Which part of the odorant receptor mediates these interactions? Though previous computational analyses predicted a seven-transmembrane domain in Drosophila odorant receptors, fly sequences resemble no known GPCRs. Benton et al. ran their own computational analysis, comparing fly and mouse odorant receptor sequences, which predicted that fly odorant receptors have seven-transmembrane domains but with an intracellular N-terminus. To experimentally test this surprising prediction, they developed a novel “topology sensor”—using fluorescent proteins designed to sense extracellular versus intracellular domains—and found that the N-terminus of both OR83b and a conventional odorant receptor was indeed located inside the cell, opposite to that of GPCRs. The authors go on to show that conventional odorant receptors interact with OR83b through conserved parts of the proteins that are located inside the cell.

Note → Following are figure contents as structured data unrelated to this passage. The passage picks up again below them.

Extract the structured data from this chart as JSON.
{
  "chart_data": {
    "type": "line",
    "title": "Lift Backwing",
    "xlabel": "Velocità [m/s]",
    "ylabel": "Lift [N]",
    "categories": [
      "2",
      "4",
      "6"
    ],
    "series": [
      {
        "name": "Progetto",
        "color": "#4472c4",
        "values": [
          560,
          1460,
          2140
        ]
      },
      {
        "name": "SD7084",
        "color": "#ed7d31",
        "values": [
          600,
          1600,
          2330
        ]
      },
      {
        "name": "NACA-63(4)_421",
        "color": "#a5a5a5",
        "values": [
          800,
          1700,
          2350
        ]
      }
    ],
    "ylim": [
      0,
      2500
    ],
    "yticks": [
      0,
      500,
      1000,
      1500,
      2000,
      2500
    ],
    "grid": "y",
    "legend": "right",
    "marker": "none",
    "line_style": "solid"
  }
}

While both insects and mammals transform odors into an internal neural representation, this study reveals that insects use different molecular mechanisms, relying on a novel family of transmembrane proteins that form a complex of two different receptor types: the conventional receptor recognizes odor molecules while OR83b helps to stabilize and transport this receptor to the part of the cell exposed to odors. Since the nature and configuration of the odorant receptor complexes appear unique to insect olfaction, the authors suggest the complexes could prove effective targets against insect vectors of human disease. Future studies can further explore the evolution of this divergence and the molecular basis of odor recognition and olfaction.